Is it proper for an attorney to charge interest on unpaid portions of a billing?

There are three opinions of the American Bar Association Committee on Ethics which are pertinent to this inquiry.

Formal Opinion No. 151 (February 15, 1936) held that it was improper to offer a discount to clients for prompt payment of fees. The opinion was premised upon then-in-effect Cannon 12:

In fixing fees it should never be forgotten that the profession is a branch of the administration of justice and note a mere money-getting trade . . .

Informal Decision No. 741 (March 31, 1964) held that it would be improper to include the following language on an attorney's billing form:

Interest at the rate of six percent per annum will be charged on all accounts not paid within thirty days.

The Committee's rationale for Informal Decision No. 741 was that the practice might constitute a bargaining weapon which the attorney might use in reaching an agreement as to the amount of fees where the fees owed were in dispute. Furthermore, the Committee contended that even where the fees have been agreed upon, the claim of interest would appear to be an inducement to pay promptly, similar in effect to offering a discount for prompt payment, a practice which was condemned in Formal Opinion No. 151, as discussed above.

On the other hand, Informal Decision No. 741 (1964) went on to state that in special cases it would be appropriate for an attorney to accept a promissory note for the amount of a fee, with interest to accrue until paid, and with the provision that the client could prepay without penalty.
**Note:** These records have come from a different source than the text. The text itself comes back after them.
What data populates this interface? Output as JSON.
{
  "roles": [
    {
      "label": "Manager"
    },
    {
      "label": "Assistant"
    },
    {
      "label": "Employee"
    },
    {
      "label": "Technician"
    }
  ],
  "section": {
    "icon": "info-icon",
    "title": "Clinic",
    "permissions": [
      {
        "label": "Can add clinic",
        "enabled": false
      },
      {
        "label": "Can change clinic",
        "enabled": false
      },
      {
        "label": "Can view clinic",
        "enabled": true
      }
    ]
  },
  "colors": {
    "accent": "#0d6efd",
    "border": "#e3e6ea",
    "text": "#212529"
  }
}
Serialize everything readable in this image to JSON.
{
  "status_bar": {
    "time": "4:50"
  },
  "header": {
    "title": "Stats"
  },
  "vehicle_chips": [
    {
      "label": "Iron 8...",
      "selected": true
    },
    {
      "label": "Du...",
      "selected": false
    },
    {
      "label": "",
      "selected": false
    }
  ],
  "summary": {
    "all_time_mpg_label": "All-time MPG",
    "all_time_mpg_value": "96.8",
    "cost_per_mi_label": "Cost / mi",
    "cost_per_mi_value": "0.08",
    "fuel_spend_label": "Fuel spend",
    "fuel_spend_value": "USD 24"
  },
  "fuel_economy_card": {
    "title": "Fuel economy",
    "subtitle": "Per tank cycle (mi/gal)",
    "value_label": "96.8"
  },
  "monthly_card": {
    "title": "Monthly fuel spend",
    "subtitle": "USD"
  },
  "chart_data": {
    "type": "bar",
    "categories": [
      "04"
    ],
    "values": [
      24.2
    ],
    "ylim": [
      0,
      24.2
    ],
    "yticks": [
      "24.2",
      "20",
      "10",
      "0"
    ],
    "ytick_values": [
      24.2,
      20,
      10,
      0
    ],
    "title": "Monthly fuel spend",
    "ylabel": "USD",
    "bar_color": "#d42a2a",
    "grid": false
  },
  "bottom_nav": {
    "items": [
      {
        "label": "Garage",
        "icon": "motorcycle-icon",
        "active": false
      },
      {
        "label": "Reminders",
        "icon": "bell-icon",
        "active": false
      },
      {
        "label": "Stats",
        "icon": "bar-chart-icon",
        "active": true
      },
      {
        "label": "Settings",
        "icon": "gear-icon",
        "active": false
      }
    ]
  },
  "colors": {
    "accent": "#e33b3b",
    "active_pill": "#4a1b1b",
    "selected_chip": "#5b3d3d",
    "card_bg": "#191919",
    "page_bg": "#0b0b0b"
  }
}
This practice would be acceptable, according to the Informal Decision No. 741, only where the client was able to pay but desired that payment be deferred for his convenience rather than of necessity.

Formal Opinion No. 338 (November 16, 1974) dealt generally, and approvingly, with the use of credit cards for the payment of legal services; it also contains the following statement:

It is also the Committee's opinion that a lawyer can charge-his client interest providing that the client is advised that the lawyer intends to charge interest and agrees to the payment of interest on accounts that are delinquent for more than a stated period of time.

The Alaska Bar Association Committee on Ethics notes in these opinions a definite liberalizing trend toward the allowance of interest on unpaid billings; more importantly, the Committee does not find any provision of the Code of Professional Responsibility which directly or indirectly prohibits or condemns the charging of interest on unpaid billings. The Committee believes that the public generally would in fact be surprised if interest were not charged on overdue billings as in the case of any other debt. If it is an attorney's intent to charge interest on unpaid billings, he should of course inform his client of that intent to avoid later disputes, but the Committee can find no reason either in logic or under the provisions of the Code of Professional Responsibility which would indicate that the charging of interest is improper.

Adopted by the Board of Governors on May 19, 1979.